Bioinformatics Asked on July 30, 2020
I have multiple files (n=86000) with one column each and I want to combine them all into one file with 86000 columns.
I tried the following command
Paste *.txt > mean.txt
And as a for loop
for i in *.txt, do paste $i > mean.txt; done
This did not appear to work because there are 86000 to combine, I then divided my files into multiple folders with each folder not containing more than 15000 files but this did not working
Format of my single file is as follows (It has 16000 lines)
0.047202943506056
0.0383549703366668
0.0159162908608477
0.0238048058550539
0.0694728928685859
0.0389052658410832
What is the bug in the code?
The bug in your loop appears be "> filename
" per column, this over-rides the last iteration resulting in a file with a single column, which has been over-written 85999 times. Thus the file output you observe should be the single column present in the last file of your array. If you replaced "> filename
" with ">> filename
" within the loop you would then append to the file a new column with each iteration. If the loop fell over at some point you could then simply use one of the outputs of wc filename
to assess how many columns you had (you might have to transponse the data for wc to work (lots of scripts for this in Perl), although there will almost certainly be an easy solution for counting columns in awk.

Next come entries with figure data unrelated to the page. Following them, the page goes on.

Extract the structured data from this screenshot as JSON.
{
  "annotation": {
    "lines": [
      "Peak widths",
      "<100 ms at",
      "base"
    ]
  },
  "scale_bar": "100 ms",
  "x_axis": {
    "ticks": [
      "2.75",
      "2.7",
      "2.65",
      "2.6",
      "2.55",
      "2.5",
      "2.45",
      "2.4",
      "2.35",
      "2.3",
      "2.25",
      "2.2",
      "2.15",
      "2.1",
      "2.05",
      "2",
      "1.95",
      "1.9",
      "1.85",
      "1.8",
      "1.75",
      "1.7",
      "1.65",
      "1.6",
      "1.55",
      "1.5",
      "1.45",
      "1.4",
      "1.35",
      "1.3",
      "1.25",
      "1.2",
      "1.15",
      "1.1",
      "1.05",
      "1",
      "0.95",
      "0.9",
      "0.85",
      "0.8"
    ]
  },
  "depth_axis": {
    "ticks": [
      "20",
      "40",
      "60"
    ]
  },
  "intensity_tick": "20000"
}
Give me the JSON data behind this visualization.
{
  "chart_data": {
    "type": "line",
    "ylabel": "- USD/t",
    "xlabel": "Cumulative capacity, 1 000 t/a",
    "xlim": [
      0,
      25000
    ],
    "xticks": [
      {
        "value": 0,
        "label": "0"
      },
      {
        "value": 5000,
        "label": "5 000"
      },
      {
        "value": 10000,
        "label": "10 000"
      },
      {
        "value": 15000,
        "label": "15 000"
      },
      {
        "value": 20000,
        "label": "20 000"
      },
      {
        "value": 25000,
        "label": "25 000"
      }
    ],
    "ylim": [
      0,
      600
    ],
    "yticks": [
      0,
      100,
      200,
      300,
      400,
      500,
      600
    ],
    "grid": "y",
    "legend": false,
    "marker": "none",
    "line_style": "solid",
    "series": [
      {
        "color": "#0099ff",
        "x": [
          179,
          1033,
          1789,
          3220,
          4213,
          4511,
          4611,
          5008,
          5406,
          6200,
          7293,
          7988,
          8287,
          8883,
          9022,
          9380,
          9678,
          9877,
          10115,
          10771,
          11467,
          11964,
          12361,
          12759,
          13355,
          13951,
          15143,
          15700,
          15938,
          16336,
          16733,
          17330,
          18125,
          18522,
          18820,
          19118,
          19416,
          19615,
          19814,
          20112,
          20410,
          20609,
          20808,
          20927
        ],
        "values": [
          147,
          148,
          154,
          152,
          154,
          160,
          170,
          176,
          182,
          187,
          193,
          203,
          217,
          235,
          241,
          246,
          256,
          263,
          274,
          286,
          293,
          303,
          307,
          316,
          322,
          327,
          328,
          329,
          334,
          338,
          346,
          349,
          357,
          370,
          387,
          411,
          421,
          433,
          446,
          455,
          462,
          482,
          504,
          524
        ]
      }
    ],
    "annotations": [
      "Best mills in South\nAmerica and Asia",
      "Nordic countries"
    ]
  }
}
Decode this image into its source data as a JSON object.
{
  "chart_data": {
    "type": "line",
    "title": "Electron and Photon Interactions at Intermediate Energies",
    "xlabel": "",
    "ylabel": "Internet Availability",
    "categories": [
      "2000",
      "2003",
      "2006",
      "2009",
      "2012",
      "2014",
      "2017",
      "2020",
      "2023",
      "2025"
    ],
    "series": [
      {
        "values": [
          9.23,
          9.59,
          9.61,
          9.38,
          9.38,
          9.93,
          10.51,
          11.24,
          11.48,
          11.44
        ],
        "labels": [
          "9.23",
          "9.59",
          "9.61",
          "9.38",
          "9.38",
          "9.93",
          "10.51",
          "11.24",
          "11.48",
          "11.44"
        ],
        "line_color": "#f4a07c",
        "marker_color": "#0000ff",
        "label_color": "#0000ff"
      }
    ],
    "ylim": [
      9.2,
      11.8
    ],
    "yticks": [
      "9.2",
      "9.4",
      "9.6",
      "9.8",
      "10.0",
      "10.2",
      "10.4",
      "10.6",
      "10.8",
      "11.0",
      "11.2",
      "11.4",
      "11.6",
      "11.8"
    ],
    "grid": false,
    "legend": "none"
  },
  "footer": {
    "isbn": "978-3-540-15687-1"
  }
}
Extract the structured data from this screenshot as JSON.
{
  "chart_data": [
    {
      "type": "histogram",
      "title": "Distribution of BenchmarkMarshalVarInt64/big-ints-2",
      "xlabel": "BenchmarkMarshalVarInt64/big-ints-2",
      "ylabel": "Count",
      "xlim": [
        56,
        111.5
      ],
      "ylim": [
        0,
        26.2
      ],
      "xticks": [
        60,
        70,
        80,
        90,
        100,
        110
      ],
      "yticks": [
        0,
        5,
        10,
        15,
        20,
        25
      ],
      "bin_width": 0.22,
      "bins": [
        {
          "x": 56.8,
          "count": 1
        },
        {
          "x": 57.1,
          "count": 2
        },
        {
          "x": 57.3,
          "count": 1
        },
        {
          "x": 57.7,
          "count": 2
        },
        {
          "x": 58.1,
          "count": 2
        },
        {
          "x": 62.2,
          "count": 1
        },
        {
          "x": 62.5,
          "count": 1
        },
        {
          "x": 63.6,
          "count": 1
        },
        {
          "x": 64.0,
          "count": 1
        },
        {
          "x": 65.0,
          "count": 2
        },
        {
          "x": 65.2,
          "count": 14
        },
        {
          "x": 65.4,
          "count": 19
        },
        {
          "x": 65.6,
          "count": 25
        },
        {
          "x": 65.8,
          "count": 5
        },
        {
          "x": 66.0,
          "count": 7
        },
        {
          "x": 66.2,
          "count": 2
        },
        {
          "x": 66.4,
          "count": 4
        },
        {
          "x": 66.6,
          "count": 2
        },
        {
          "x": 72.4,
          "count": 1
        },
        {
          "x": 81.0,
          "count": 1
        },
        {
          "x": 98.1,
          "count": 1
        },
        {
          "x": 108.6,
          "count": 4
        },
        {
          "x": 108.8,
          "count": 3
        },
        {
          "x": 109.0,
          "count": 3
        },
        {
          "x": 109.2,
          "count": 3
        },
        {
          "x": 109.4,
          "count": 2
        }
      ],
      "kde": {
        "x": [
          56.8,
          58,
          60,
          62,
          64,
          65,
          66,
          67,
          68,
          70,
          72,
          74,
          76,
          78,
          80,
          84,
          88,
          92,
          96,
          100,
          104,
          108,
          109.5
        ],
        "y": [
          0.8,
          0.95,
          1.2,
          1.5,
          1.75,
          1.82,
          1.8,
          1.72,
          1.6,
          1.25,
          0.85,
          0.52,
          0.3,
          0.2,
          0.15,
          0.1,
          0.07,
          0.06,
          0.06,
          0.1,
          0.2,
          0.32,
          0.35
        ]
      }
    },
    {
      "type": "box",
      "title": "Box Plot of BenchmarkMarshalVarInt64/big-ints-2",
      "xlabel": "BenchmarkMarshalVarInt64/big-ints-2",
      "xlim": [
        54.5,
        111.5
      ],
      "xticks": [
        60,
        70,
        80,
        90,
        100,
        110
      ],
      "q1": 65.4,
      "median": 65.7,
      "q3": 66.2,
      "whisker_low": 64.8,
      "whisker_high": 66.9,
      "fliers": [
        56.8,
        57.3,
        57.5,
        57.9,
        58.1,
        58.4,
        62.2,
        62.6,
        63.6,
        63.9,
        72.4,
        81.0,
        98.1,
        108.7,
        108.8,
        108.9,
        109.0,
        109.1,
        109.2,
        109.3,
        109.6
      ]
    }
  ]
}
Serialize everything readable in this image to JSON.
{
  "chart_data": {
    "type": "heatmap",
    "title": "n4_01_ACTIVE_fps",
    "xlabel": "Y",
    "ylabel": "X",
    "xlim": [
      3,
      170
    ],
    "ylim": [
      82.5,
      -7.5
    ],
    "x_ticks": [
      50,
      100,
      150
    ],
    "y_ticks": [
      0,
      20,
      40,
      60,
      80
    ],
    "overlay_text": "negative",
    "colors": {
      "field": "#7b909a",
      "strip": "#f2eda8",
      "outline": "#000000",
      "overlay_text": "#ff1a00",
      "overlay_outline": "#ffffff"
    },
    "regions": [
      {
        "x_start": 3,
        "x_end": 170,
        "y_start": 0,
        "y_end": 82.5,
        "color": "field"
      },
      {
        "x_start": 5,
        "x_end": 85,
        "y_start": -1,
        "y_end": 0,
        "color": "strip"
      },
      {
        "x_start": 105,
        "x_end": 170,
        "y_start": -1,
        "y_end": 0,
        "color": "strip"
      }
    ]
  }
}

Personally, I would use a dataframe for this operation (possibly R, definately Python pandas), because 86000 columns is a lot of columns in any other walk of life, even if it is just post-processing. Generally, if you just want bash, awk is a better solution in this case (I don't code with it, but some here certainly do). However, I do get the idea that paste
will work if each column is an identical length.
BTW paste
must be lower case, you've got Paste
in the first line of your code, but its okay in the second bit of code.
BTW BTW, I did not know shell would take *.txt directly as an array, with Perl/Python you need to "glob" it and assign it as an array/list.